Oil prices have been trading higher since the US killed a senior Iranian general, prompting speculation about whether fuel costs could rise in the UK.
Simon Williams, a fuel analyst at the RAC, said higher prices for crude from increased tensions between Iran and the US would “inevitably spell bad news for drivers at the pumps.”
He predicted petrol and diesel would cost at least 2p a litre more within a couple of weeks, with “far greater increases” if tensions escalate further in the stand-off.
Petrol is currently £1.27 ($1.67) per litre, and diesel £1.32.
But he said rising oil prices were already putting pressure on retail prices anyway before the crisis, with the cost of a litre of unleaded petrol increasing for the first time in four months in December.
He said a cut in OPEC crude production and cooling of the US-China trade war were pushing up demand.
Last week he also said the RAC “can’t see any reason” for prices to fall in 2020, and noted UK drivers were “at the mercy of global oil production issues.”
Andy Critchlow, head of EMEA News, S&P Global Platts, told Yahoo Finance UK a “rising tide lifts all ships,” but sounded a note of caution over the likely impact of the current crisis.
“Ultimately, if the price of crude moves significantly higher, that’s going to have an impact at some point on retail fuel prices,” he said.
But he said the increased sense of risk which stoked prices earlier this week had already “started to taper,” with brent crude (BZ=F) down 0.8% on Tuesday afternoon in London.
Critchlow pointed to underlying market dynamics, suggesting they did not indicate prices would keep rising significantly and end up hurting UK drivers’ wallets.
Uncertainty remains high over global growth, the “real driver” of prices, and the US-China initial trade deal was not yet completed, he said.
Meanwhile he said the world still faces a “glut of supply,” with more oil coming on line soon in Brazil and Canada, global stockpiles higher than average levels and the US still a major producer.
Nicholas Hyatt, an equity analyst at Hargreaves Lansdown, said companies and OPEC would be incentivised to raise production if prices kept rising, potentially further capping any possible impact on the pumps.
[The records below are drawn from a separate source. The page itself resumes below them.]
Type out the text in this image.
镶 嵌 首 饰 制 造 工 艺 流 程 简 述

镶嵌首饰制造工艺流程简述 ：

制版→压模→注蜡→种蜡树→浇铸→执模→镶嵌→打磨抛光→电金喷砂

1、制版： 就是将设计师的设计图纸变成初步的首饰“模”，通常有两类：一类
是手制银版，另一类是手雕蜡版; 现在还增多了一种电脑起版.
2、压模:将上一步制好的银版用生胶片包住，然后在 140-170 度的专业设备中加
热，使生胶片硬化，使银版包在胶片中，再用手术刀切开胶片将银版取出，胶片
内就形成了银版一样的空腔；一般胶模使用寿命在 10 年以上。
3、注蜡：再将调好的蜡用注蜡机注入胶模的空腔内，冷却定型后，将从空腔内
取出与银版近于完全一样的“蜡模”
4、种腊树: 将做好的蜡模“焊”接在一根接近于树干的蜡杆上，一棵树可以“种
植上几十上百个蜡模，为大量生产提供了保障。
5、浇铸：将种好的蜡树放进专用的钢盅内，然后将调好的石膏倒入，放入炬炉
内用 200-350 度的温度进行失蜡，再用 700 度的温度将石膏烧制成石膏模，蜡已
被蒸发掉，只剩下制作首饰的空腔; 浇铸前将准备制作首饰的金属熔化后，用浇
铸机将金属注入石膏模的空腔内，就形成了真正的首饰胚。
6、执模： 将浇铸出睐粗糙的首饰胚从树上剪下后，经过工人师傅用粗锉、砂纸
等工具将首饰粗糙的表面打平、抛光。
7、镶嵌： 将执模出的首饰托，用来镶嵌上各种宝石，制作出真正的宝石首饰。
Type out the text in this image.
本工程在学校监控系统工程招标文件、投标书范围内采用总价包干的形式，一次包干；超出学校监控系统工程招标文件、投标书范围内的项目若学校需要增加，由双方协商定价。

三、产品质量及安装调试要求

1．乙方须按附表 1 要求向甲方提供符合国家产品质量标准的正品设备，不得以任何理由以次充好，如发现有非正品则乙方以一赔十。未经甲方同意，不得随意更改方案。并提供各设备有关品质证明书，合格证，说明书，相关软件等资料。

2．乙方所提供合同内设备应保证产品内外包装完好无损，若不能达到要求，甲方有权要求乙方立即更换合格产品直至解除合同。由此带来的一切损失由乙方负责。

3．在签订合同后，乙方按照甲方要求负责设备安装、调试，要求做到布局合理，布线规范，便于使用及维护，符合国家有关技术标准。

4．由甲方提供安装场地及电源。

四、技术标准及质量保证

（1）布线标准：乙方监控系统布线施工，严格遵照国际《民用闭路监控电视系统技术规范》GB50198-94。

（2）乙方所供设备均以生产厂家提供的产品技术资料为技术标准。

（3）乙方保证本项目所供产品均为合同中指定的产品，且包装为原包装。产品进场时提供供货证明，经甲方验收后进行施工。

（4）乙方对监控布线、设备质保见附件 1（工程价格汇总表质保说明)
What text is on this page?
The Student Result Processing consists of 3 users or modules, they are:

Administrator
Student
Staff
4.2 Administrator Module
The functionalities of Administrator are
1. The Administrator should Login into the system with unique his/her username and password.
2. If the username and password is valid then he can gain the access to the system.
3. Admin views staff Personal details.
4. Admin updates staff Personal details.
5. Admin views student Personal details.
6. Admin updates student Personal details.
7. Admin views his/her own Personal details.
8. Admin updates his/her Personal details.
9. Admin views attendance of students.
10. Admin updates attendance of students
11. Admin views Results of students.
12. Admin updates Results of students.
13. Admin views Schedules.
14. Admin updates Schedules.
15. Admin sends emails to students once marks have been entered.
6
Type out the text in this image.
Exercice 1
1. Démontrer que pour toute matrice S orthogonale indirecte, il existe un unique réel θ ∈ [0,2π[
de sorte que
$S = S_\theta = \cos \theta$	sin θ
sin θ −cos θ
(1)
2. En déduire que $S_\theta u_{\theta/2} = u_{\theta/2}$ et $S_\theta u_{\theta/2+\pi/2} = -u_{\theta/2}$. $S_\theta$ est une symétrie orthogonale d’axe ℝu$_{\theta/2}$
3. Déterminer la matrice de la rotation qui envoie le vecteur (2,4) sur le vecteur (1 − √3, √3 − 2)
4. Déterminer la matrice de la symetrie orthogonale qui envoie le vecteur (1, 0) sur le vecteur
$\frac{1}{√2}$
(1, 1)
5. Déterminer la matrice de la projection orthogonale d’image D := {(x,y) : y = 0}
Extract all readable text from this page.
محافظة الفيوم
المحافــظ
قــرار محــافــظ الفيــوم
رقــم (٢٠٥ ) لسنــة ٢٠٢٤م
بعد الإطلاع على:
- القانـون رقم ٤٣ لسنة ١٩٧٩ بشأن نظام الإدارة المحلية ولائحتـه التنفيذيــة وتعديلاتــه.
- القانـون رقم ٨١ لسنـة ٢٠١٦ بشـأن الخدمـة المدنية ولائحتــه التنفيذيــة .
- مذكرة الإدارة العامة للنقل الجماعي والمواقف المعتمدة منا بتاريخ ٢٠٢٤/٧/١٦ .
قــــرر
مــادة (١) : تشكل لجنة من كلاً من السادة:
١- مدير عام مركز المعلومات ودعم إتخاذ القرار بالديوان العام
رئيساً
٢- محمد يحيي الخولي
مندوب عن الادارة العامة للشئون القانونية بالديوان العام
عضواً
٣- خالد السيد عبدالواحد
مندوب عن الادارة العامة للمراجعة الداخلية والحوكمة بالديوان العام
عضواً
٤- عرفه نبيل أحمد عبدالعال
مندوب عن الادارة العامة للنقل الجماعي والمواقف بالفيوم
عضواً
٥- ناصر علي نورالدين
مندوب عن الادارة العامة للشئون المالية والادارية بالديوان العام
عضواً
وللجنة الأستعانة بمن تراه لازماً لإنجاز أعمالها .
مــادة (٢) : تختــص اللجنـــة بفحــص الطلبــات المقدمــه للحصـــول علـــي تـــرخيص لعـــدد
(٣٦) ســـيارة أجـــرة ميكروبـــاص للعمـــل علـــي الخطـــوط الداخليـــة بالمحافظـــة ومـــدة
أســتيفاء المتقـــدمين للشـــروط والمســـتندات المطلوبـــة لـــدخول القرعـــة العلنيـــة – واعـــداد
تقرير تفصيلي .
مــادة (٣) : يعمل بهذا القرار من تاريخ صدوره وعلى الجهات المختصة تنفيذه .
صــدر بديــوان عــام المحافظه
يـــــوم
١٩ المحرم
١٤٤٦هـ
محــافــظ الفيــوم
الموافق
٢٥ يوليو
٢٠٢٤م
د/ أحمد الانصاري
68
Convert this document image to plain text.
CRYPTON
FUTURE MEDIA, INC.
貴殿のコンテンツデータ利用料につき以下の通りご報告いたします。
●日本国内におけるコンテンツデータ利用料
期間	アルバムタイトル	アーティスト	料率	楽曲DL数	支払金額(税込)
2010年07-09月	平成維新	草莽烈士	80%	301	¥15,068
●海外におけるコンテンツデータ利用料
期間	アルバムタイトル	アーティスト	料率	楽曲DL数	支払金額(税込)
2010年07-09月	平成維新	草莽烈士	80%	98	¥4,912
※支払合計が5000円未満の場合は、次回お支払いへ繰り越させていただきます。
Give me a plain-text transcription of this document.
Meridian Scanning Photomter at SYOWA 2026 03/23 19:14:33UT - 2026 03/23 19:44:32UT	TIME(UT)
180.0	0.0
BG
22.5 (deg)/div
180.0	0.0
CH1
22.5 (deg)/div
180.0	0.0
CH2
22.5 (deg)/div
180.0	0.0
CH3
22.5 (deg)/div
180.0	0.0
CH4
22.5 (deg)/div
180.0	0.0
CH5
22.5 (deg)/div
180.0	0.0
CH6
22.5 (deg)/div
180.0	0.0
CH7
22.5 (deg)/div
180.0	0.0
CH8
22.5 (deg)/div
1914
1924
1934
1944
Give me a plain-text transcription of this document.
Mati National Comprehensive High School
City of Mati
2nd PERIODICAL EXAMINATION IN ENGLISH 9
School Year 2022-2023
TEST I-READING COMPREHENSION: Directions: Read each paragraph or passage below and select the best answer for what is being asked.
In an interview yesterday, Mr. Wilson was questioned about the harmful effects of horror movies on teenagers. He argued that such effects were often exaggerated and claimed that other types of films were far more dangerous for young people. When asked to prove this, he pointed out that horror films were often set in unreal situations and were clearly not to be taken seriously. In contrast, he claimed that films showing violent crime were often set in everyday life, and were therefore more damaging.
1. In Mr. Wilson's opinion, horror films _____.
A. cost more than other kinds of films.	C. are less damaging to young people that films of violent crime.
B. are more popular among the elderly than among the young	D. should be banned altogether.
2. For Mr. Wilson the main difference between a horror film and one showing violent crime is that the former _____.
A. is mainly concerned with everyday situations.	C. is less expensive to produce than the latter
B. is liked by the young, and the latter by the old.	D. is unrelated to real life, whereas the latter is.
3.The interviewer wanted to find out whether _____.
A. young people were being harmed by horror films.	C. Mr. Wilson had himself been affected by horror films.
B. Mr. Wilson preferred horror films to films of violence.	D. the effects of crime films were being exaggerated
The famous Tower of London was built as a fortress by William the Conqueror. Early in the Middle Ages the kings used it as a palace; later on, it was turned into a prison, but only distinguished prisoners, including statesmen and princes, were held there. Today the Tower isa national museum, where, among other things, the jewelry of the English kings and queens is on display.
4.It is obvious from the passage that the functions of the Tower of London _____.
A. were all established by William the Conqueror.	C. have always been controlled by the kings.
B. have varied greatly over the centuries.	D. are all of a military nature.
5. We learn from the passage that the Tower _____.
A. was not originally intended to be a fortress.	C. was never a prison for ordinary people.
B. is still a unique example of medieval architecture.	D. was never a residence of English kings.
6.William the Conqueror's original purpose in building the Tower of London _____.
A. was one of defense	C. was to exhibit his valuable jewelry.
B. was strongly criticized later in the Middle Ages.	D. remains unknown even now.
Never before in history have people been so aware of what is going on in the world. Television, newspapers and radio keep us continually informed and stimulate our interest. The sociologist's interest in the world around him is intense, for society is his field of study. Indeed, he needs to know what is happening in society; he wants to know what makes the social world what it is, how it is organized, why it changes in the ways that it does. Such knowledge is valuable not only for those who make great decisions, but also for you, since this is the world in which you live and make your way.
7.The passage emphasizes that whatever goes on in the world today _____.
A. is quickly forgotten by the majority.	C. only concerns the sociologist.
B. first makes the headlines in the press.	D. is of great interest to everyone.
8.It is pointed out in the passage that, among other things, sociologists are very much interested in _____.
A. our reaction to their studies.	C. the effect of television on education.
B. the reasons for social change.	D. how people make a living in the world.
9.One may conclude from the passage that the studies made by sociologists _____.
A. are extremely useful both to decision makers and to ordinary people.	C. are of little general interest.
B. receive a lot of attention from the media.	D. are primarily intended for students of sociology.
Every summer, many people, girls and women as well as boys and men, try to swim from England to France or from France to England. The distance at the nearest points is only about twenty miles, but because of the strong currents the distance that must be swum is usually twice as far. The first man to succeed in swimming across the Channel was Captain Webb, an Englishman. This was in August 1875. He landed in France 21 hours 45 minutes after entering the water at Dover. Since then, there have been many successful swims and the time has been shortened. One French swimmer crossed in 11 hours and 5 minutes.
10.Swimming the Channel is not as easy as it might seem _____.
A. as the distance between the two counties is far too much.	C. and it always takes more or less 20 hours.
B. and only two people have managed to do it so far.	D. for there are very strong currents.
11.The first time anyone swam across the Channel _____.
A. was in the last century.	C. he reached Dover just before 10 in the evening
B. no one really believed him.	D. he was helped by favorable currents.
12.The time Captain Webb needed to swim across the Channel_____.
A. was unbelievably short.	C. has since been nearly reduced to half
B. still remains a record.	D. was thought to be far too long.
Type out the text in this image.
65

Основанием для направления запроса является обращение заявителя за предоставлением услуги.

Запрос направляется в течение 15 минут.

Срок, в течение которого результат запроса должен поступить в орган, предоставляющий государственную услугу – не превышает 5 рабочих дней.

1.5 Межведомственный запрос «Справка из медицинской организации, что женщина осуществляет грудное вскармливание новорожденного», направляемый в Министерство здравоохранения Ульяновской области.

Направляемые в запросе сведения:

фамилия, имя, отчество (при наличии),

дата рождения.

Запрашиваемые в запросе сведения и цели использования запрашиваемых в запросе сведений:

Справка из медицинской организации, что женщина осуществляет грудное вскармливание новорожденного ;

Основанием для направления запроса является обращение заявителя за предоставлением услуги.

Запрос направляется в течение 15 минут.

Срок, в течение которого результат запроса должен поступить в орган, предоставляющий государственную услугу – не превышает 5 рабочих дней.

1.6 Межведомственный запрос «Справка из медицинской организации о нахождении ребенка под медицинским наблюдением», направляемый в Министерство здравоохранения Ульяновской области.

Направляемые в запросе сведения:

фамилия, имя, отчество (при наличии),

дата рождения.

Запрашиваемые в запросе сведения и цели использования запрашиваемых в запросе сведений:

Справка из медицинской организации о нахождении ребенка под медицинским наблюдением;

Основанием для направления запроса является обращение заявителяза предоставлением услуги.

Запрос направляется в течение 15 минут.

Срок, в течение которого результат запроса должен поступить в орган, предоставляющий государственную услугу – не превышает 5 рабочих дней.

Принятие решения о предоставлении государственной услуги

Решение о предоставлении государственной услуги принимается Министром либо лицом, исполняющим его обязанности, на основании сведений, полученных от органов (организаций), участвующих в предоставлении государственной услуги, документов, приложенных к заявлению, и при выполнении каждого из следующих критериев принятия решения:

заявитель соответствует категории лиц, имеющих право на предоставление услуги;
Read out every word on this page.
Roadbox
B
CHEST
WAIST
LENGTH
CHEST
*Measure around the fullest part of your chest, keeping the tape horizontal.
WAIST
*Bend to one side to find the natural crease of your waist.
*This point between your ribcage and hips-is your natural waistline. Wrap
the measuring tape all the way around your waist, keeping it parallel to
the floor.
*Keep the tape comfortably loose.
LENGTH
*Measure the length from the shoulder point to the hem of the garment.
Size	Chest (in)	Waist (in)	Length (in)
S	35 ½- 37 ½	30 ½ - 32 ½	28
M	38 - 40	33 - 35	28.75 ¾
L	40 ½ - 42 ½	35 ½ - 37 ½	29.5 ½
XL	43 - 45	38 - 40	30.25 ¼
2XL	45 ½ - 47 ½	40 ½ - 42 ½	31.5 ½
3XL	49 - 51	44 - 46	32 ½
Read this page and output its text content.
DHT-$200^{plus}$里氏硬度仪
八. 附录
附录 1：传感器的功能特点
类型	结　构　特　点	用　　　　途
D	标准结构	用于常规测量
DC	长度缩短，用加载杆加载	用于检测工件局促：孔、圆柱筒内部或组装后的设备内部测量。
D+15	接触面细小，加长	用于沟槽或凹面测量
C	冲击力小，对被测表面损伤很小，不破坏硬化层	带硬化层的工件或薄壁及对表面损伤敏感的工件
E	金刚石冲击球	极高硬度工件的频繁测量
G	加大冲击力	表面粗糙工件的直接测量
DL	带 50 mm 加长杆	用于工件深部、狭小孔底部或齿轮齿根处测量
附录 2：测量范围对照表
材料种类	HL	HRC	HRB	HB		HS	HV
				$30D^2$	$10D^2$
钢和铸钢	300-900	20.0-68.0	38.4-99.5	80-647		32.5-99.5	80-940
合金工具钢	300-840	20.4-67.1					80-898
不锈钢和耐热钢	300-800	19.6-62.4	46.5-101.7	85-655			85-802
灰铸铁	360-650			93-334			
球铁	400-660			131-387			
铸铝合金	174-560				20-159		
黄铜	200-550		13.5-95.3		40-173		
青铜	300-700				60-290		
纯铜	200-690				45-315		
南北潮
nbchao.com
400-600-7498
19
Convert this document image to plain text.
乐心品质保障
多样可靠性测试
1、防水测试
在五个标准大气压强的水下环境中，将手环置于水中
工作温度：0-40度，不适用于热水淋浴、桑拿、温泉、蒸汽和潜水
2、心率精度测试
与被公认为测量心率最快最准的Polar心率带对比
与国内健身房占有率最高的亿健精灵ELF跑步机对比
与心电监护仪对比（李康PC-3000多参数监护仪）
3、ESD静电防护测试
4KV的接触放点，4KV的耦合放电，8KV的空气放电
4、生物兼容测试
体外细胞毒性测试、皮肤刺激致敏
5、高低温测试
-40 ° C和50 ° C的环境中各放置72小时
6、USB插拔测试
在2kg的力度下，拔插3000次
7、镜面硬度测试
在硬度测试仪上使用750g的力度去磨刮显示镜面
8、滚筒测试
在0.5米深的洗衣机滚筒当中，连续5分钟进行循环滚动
Critchlow also noted tax was a bigger part of the cost of each individual gallon bought at the pump than the price of crude oil, and a range of other complex factors also affect petrol prices.
A key question remains whether the retaliation Iran has promised is likely to disrupt global oil supplies, such as targeting the facilities of US allies or shipping in the Gulf.
Critchlow said the Strait of Hormuz was a particular concern, as a significant amount of the world’s oil passes through the area and Iran has significant control over the stretch.
He noted the “unprecedented level of attacks” on oil infrastructure in the Gulf over the past year, from shipping anchored just outside the strait to attacks on pipelines and major facilities in Saudi Arabia.
He said markets were weighing up such recent events against the perception Iran was more likely to hit military targets after an attack on one of its most senior military figures.
Iranian leaders have made clear they intend to strike back, but its foreign minister notably said on Tuesday it would respond “proportionately, not disproportionately.”
“We are not lawless like President Trump," Mohammad Javad Zarif told CNN.
Sarah Coles, a personal finance analyst at Hargreaves Lansdown, said the early signs were that the potential impact of tensions was “likely to remain localised and short term.”
Critchlow added: “It’s fair to assume we’ll see quite volatile and choppy oil markets over the next few weeks until this starts to clarify somewhat.”